To avoid us talking past eachother any more, I'll ask you this directly:
Do you think it is possible for the average obese person to return to a healthy weight and stay there by consciously limiting their calories?
Uh, yes? (This feels like such an obvious answer that it feels like a trick question.)
Chinese workers have gained 35 pounds since 1983, if you check out the latest statistics. So yes, western affluence has made them fatter. As for the British, I attribute it to the general decline of cultural shaming and the rise in quality and the low price of convenience food.
But we're getting off topic.
A lot of this seems to be the lose weight/maintenance mindsets, which I do not deny does not exist, but the rule is fundamentally the same. "Must I perpetually maintain my consumption below my output, for the rest of my life?" Yes! It sucks!

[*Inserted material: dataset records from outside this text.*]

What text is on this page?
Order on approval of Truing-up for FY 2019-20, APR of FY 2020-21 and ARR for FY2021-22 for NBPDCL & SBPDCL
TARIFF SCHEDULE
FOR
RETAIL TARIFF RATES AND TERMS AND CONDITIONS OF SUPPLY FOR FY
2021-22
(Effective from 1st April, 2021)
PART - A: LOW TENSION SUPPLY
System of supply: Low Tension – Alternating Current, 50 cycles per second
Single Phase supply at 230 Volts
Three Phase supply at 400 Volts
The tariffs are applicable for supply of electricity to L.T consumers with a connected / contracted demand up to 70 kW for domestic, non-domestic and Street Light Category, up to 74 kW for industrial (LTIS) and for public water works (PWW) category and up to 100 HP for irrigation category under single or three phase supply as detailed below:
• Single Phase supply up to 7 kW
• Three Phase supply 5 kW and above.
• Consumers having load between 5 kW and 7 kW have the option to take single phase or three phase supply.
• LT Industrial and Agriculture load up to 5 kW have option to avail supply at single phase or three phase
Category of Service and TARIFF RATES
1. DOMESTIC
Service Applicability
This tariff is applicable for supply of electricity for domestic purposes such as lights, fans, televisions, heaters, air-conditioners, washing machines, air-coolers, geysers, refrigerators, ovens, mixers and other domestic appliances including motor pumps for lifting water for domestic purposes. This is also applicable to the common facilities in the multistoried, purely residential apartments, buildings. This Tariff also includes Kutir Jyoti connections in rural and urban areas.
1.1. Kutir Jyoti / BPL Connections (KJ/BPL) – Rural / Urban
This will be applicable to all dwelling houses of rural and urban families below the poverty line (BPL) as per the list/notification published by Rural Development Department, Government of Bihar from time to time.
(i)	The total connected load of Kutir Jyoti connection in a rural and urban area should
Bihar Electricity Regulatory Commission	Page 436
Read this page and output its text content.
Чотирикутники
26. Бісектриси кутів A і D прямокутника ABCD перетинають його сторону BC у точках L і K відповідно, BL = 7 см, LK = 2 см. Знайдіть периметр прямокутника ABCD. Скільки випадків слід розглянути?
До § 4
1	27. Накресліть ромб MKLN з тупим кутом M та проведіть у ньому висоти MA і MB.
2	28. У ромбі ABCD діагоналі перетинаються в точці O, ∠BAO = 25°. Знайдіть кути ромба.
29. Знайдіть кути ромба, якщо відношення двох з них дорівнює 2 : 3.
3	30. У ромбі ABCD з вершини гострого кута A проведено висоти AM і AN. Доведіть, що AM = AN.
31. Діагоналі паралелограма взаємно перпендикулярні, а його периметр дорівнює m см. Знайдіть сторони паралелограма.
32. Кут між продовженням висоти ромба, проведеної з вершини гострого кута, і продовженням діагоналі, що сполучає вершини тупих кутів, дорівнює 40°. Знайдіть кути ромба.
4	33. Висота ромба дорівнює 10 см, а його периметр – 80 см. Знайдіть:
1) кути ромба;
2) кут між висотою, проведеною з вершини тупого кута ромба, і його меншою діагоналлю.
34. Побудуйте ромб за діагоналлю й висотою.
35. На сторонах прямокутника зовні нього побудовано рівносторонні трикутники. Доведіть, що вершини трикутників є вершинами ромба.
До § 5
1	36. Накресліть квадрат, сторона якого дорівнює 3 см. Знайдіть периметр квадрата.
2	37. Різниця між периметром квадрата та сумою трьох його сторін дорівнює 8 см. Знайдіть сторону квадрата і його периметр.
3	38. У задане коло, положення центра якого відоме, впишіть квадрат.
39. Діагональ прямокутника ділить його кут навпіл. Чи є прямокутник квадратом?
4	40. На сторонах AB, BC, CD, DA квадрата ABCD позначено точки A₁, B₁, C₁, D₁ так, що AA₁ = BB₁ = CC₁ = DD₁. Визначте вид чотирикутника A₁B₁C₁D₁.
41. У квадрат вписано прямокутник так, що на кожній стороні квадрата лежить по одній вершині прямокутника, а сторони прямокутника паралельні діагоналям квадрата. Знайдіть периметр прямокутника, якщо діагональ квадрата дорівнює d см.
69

But just because it's hard doesn't change the fact that fundamentally, weight gain is happening because they're eating too much relative to basal metabolism + activity. Set point theory is the kind of just-so theorizing that people laugh at evo psych for doing. It smacks of what FA activists call 'intuitive eating', ascribing all of the agency to one's body instead of willful volition. But the body can be terribly stupid. For an addict, it is almost a surety. Even if a set point did exist, it should be - in every case - overridden by what the brain knows to be a healthy and safe weight.
The human body should not be a democratic institution.